Wenn man also nicht auf eine eigene Solaranlage setzt, verschenkt man bares Geld. Noch vor wenigen Jahren war die Technik sehr teuer und kompliziert, aber mittlerweile hat sich einiges auf dem Gebiet geändert. Tatsächlich macht sich die Anschaffung von Solarpanels mittlerweile viel schneller bezahlt als früher.
Besonders gut klappt das in den Bergen. Wenn dort im Frühling noch Schnee liegt, spiegelt sich das Licht und bringt extra viel Energie. Aber auch im Flachland lohnt sich die Sache absolut. Man benötigt lediglich eine solide Ausrüstung auf dem Dach. Ein gutes Solarpanel fängt das Tageslicht zudem auch dann noch ein, wenn grauer Nebel am Himmel hängt.
Auf die richtige Ausrichtung kommt es an
Viele sind der Meinung, dass Solaranlagen unbedingt komplett nach Süden zeigen müssen. Das ist aber nur bedingt richtig. Eine reine Südanlage produziert den meisten Strom genau am Mittag. Zu dieser Zeit sind die meisten Menschen bei der Arbeit, die Kinder in der Schule, und das Haus verbraucht kaum Strom. Den meisten Strom verbrauchen Familien normalerweise morgens nach dem Aufstehen und abends nach der Arbeit. Da die Einspeisevergütung, also das Geld, das man bekommt, wenn man den Strom ins öffentliche Netz leitet, normalerweise niedriger ist als der Preis, den man für eingekauften Strom zahlt, lohnt sich das kaum noch. Man produziert mittags massig billigen Strom für andere und muss morgens und abends teuren Strom bezahlen.

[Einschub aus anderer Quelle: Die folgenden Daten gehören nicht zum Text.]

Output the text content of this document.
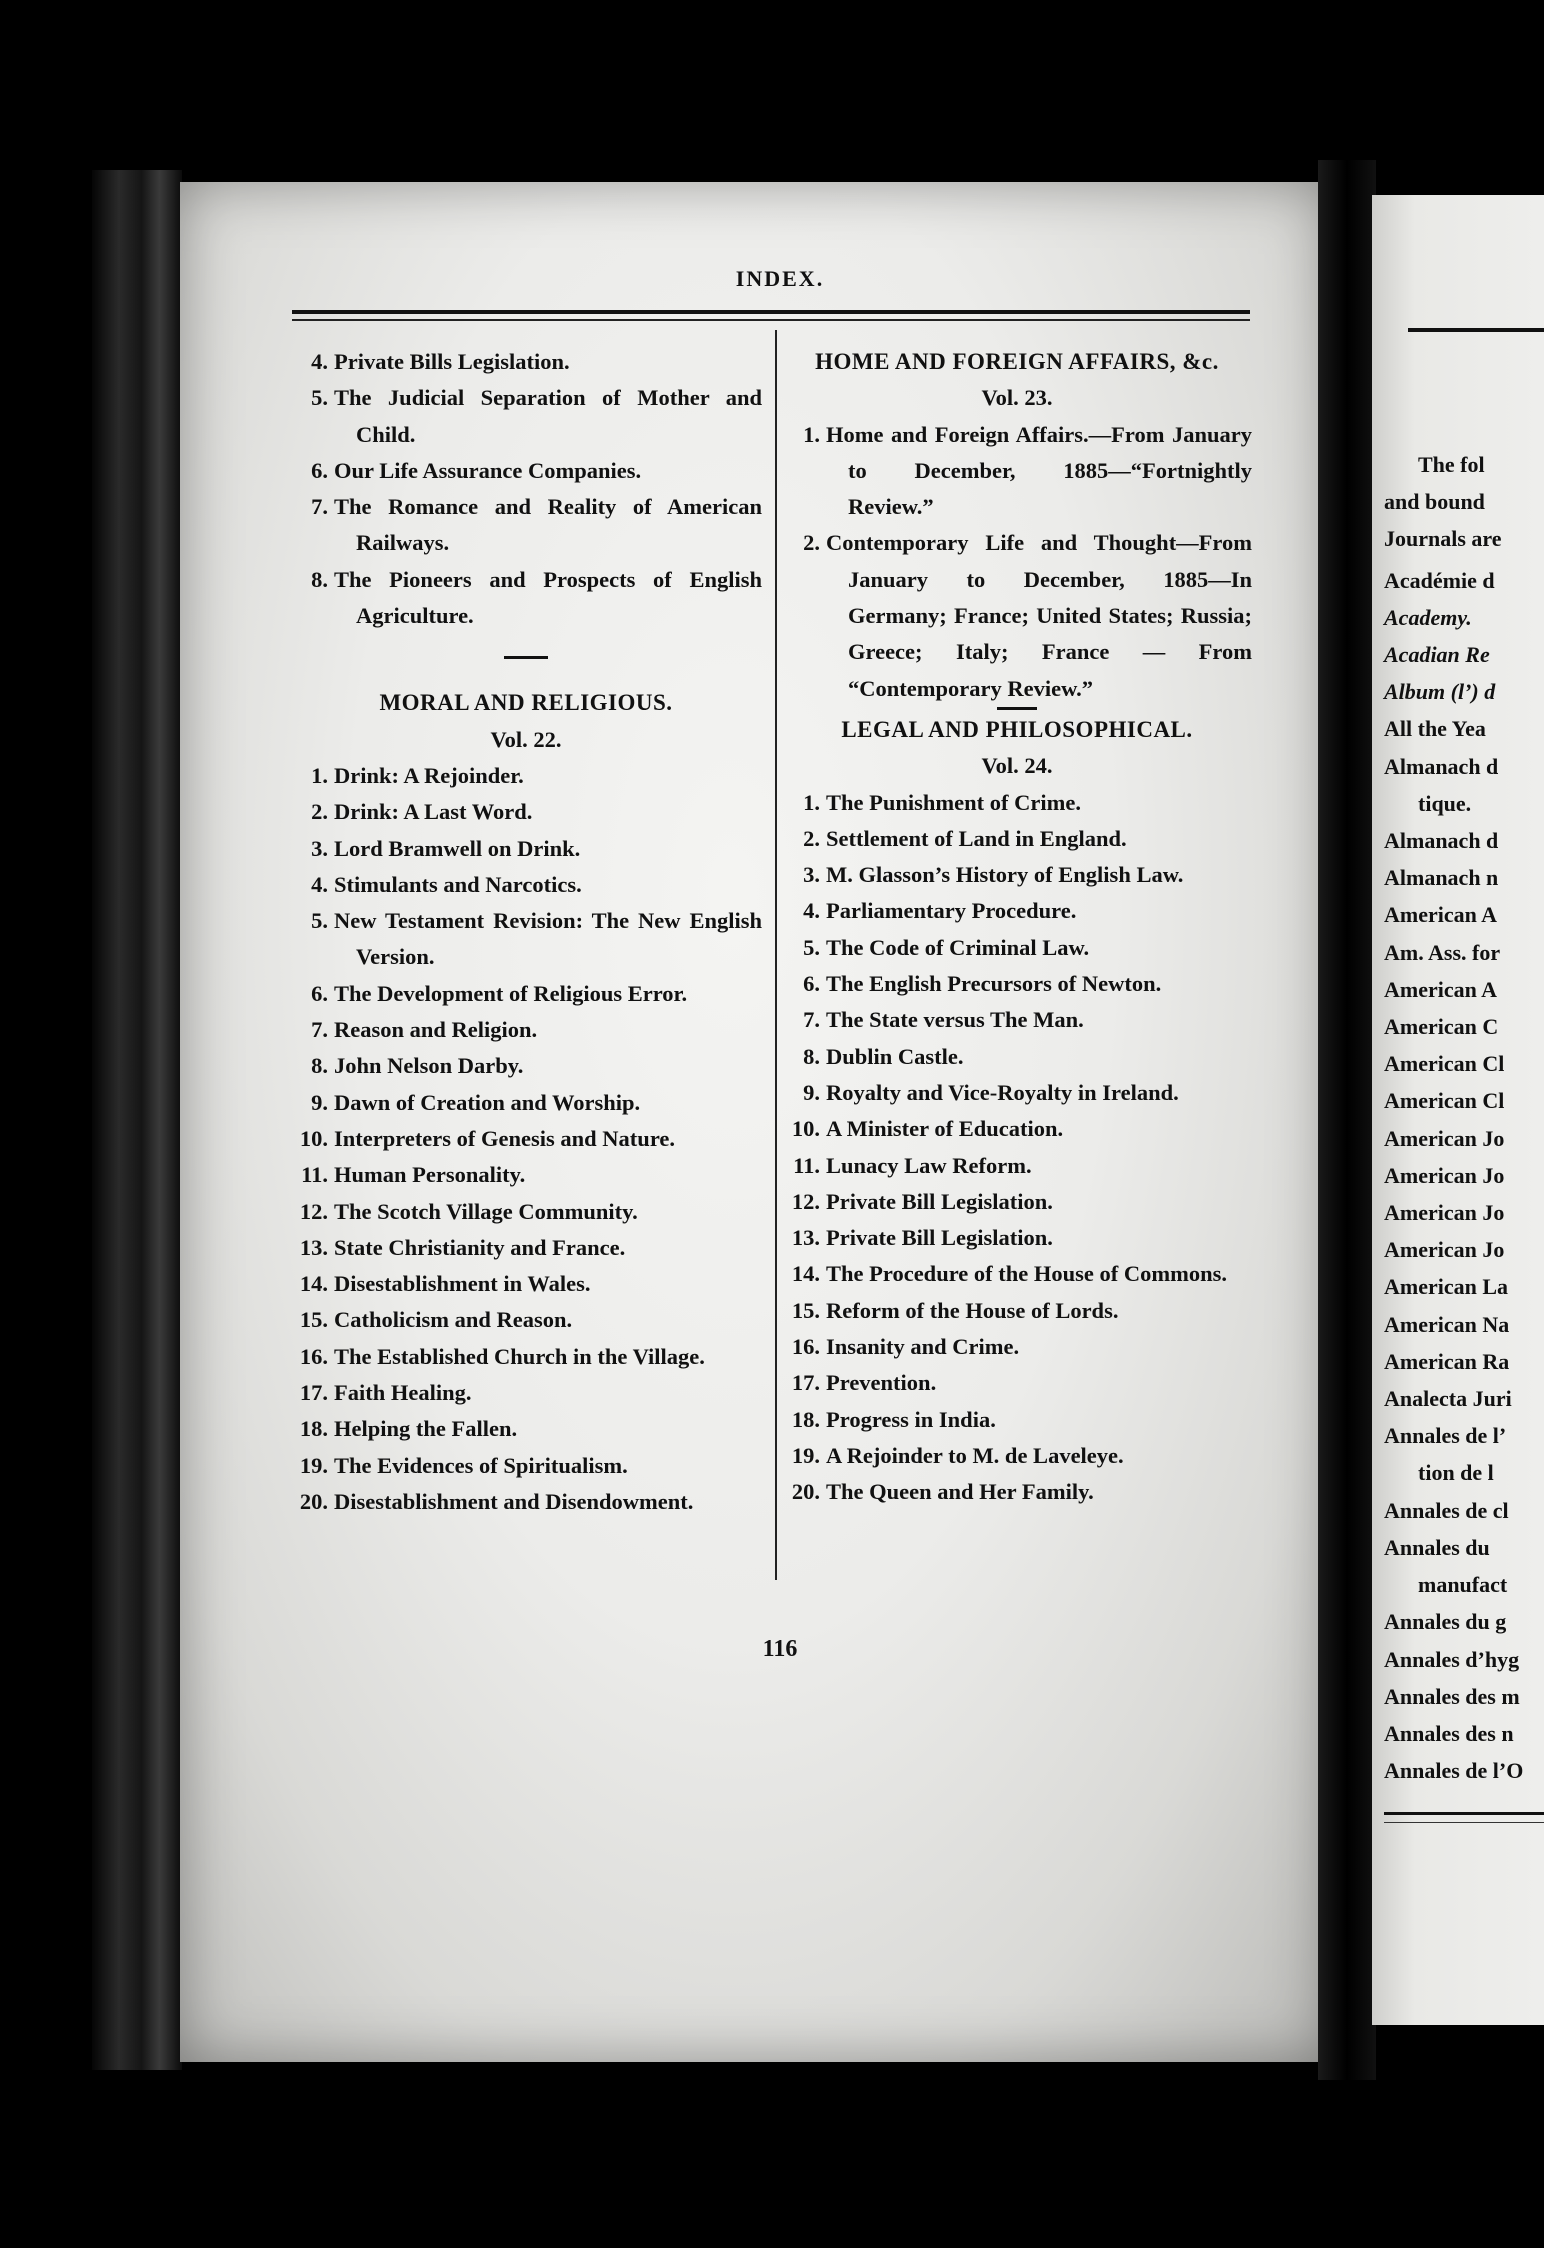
INDEX.
4. Private Bills Legislation.
5. The Judicial Separation of Mother and Child.
6. Our Life Assurance Companies.
7. The Romance and Reality of American Railways.
8. The Pioneers and Prospects of English Agriculture.
MORAL AND RELIGIOUS.
Vol. 22.
1. Drink: A Rejoinder.
2. Drink: A Last Word.
3. Lord Bramwell on Drink.
4. Stimulants and Narcotics.
5. New Testament Revision: The New English Version.
6. The Development of Religious Error.
7. Reason and Religion.
8. John Nelson Darby.
9. Dawn of Creation and Worship.
10. Interpreters of Genesis and Nature.
11. Human Personality.
12. The Scotch Village Community.
13. State Christianity and France.
14. Disestablishment in Wales.
15. Catholicism and Reason.
16. The Established Church in the Village.
17. Faith Healing.
18. Helping the Fallen.
19. The Evidences of Spiritualism.
20. Disestablishment and Disendowment.
HOME AND FOREIGN AFFAIRS, &c.
Vol. 23.
1. Home and Foreign Affairs.—From January to December, 1885—“Fortnightly Review.”
2. Contemporary Life and Thought—From January to December, 1885—In Germany; France; United States; Russia; Greece; Italy; France — From “Contemporary Review.”
LEGAL AND PHILOSOPHICAL.
Vol. 24.
1. The Punishment of Crime.
2. Settlement of Land in England.
3. M. Glasson’s History of English Law.
4. Parliamentary Procedure.
5. The Code of Criminal Law.
6. The English Precursors of Newton.
7. The State versus The Man.
8. Dublin Castle.
9. Royalty and Vice-Royalty in Ireland.
10. A Minister of Education.
11. Lunacy Law Reform.
12. Private Bill Legislation.
13. Private Bill Legislation.
14. The Procedure of the House of Commons.
15. Reform of the House of Lords.
16. Insanity and Crime.
17. Prevention.
18. Progress in India.
19. A Rejoinder to M. de Laveleye.
20. The Queen and Her Family.
116
The fol
and bound
Journals are
Académie d
Academy.
Acadian Re
Album (l’) d
All the Yea
Almanach d
tique.
Almanach d
Almanach n
American A
Am. Ass. for
American A
American C
American Cl
American Cl
American Jo
American Jo
American Jo
American Jo
American La
American Na
American Ra
Analecta Juri
Annales de l’
tion de l
Annales de cl
Annales du
manufact
Annales du g
Annales d’hyg
Annales des m
Annales des n
Annales de l’O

Wenn man allerdings die Solarpanels clever aufteilt und eine Hälfte nach Osten und die andere nach Westen legt, verteilt man den eigenen Strom über den ganzen Tag.
- Die Ostseite: Liefert den Strom am Morgen für die Kaffeemaschine und den Start in den Tag.
- Die Westseite: Übernimmt am Abend, wenn gekocht wird und der Fernseher läuft.
- Die Südseite: Bringt zwar mittags am meisten Strom, aber da ist oft niemand zu Hause.
Das Wetter und die Sache mit der Hitze
Man muss beim Thema Solarpanel auch das Wetter in der eigenen Region im Blick behalten. Bei starkem Wind oder Föhn müssen die Halterungen auf dem Dach richtig festsitzen. Ein Sturm darf den Platten nichts anhaben.
Und noch ein Punkt ist für viele überraschend: Ein Solarpanel braucht zwar viel Licht, aber keine extreme Hitze. Wenn es im Sommer richtig heiss wird, sinkt die Leistung der Module sogar ein bisschen. Deshalb ist es wichtig, dass unter den Platten genug Luft durchgehen kann. Das kühlt die Anlage ganz von allein ab und hält die Stromproduktion hoch.
Den eigenen Strom einfach selbst behalten
Am meisten spart man, wenn man den Strom vom Dach direkt selbst im Haus verbraucht. Es ist allerdings nicht verkehrt, wenn man sich einen kleinen Speicher zulegt, eine Art Batterie, beispielsweise im Keller. So kann man den Strom von der Mittagszeit einfach aufheben und abends oder in der Nacht verbrauchen.
Das Ganze funktioniert so:
Tagsüber: Die Solaranlage produziert mehr Strom, als im Haus gerade verbraucht wird. Statt diesen Überschuss billig ins Netz abzugeben, fliesst er in die Batterie und lädt sie auf.
Abends und nachts: Sobald die Sonne weg ist, schaltet das System automatisch um. Der Strom für Licht, Fernseher oder den Kühlschrank kommt dann direkt aus der Batterie im Keller, bis diese leer ist.